The U.S. Constitution had in 1787 explicitly called on Congress to establish “uniform Laws on the subject of Bankruptcies throughout the United States.” This would be good for the “regulation of commerce,” James Madison explained in Federalist Paper No. 42, “and will prevent so many frauds where the parties or their property may lie or be removed into different States.”
In April 1800, President John Adams signed the Bankruptcy Act into law. the 1800 law was nonetheless more forgiving than standard English practice. U.S. courts and creditors did not necessarily view insolvency as a moral failure. Sometimes businesspeople took risks that didn’t work out, and it was helpful to have a process to manage the unfortunate results, share the responsibility among creditors and debtors, and allow for fresh starts. But in 1803 Congress repealed the law.
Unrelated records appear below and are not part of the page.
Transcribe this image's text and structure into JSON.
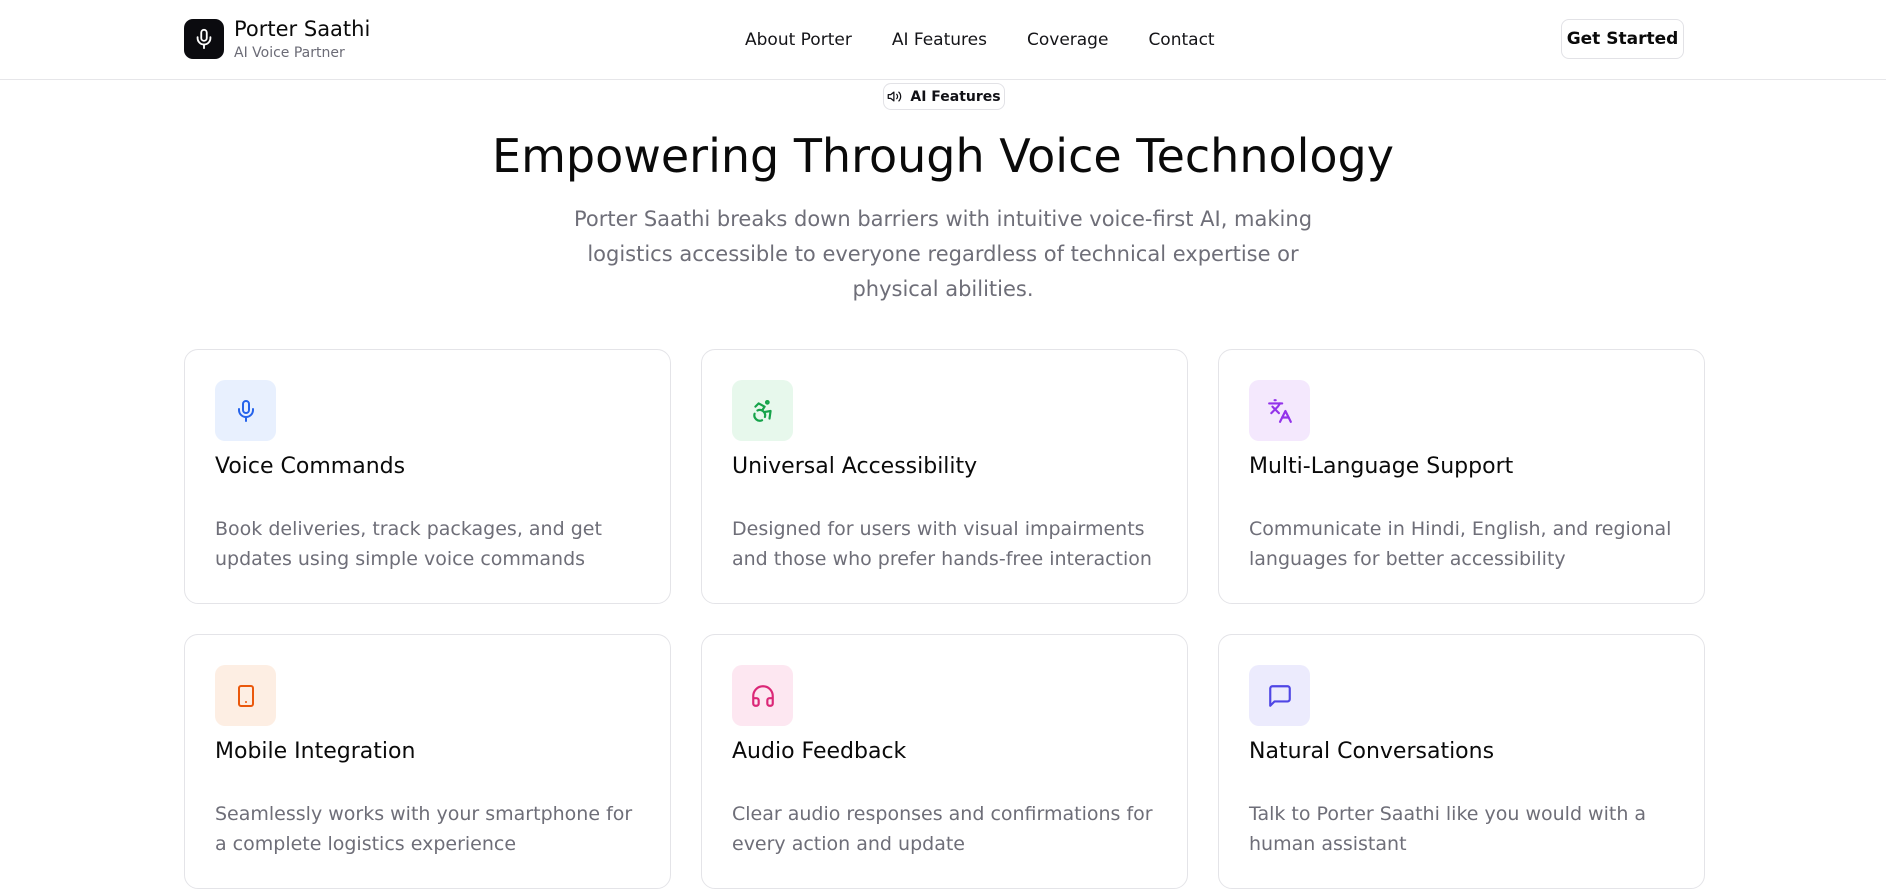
{
  "brand": {
    "title": "Porter Saathi",
    "subtitle": "AI Voice Partner",
    "logo_icon": "mic-icon"
  },
  "nav": {
    "items": [
      "About Porter",
      "AI Features",
      "Coverage",
      "Contact"
    ]
  },
  "header": {
    "cta_label": "Get Started"
  },
  "hero": {
    "badge_label": "AI Features",
    "badge_icon": "speaker-icon",
    "title": "Empowering Through Voice Technology",
    "subtitle": "Porter Saathi breaks down barriers with intuitive voice-first AI, making logistics accessible to everyone regardless of technical expertise or physical abilities."
  },
  "features": [
    {
      "title": "Voice Commands",
      "description": "Book deliveries, track packages, and get updates using simple voice commands",
      "icon": "mic-icon",
      "icon_color": "#2563eb",
      "icon_bg": "#e8f0fe"
    },
    {
      "title": "Universal Accessibility",
      "description": "Designed for users with visual impairments and those who prefer hands-free interaction",
      "icon": "accessibility-icon",
      "icon_color": "#16a34a",
      "icon_bg": "#e7f8ec"
    },
    {
      "title": "Multi-Language Support",
      "description": "Communicate in Hindi, English, and regional languages for better accessibility",
      "icon": "translate-icon",
      "icon_color": "#9333ea",
      "icon_bg": "#f4e8fd"
    },
    {
      "title": "Mobile Integration",
      "description": "Seamlessly works with your smartphone for a complete logistics experience",
      "icon": "tablet-icon",
      "icon_color": "#ea580c",
      "icon_bg": "#fdeee3"
    },
    {
      "title": "Audio Feedback",
      "description": "Clear audio responses and confirmations for every action and update",
      "icon": "headphones-icon",
      "icon_color": "#db2777",
      "icon_bg": "#fde7f1"
    },
    {
      "title": "Natural Conversations",
      "description": "Talk to Porter Saathi like you would with a human assistant",
      "icon": "message-icon",
      "icon_color": "#4f46e5",
      "icon_bg": "#ecebfd"
    }
  ]
}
Congress once again enacted bankruptcy laws in times of financial distress in 1841 and 1867, only to repeal them soon afterward. Bankruptcy remained an often-confused matter of state law and judicial interpretation until the passage of the Bankruptcy Act of 1898.
That’s not to say there haven’t been some big changes to U.S. bankruptcy law since 1898. During the financially distressed 1930s, Congress first added a provision allowing municipalities to declare bankruptcy, then rewrote the entire bankruptcy code. The latter reform made corporate bankruptcies less attractive by, among other things, requiring that an outside trustee be appointed to run the bankrupt company. Another major rewrite in 1978 took away that requirement, allowing the pre-bankruptcy management team to stay in charge.
Personal bankruptcy filings also rose after the 1978 reforms, and kept rising for decades. In response, Congress passed a law in 2005 that made it harder for individuals to get their consumer debts discharged. The result was a sharp decline in nonbusiness bankruptcy filings.
There’s always going to be a tension in bankruptcy between discouraging profligacy and enabling the insolvent to make a new start. It is a process of navigating deeply felt competing obligations. What is definitely a problem is the absence of any bankruptcy process at all.
In the U.S., one of the most controversial holes in the bankruptcy net is student debt, which, thanks to a series of ever-tighter restrictions adopted by Congress starting in 1976, is now so hard to get discharged that few try. The next change in bankruptcy law should deal with student debt obligations.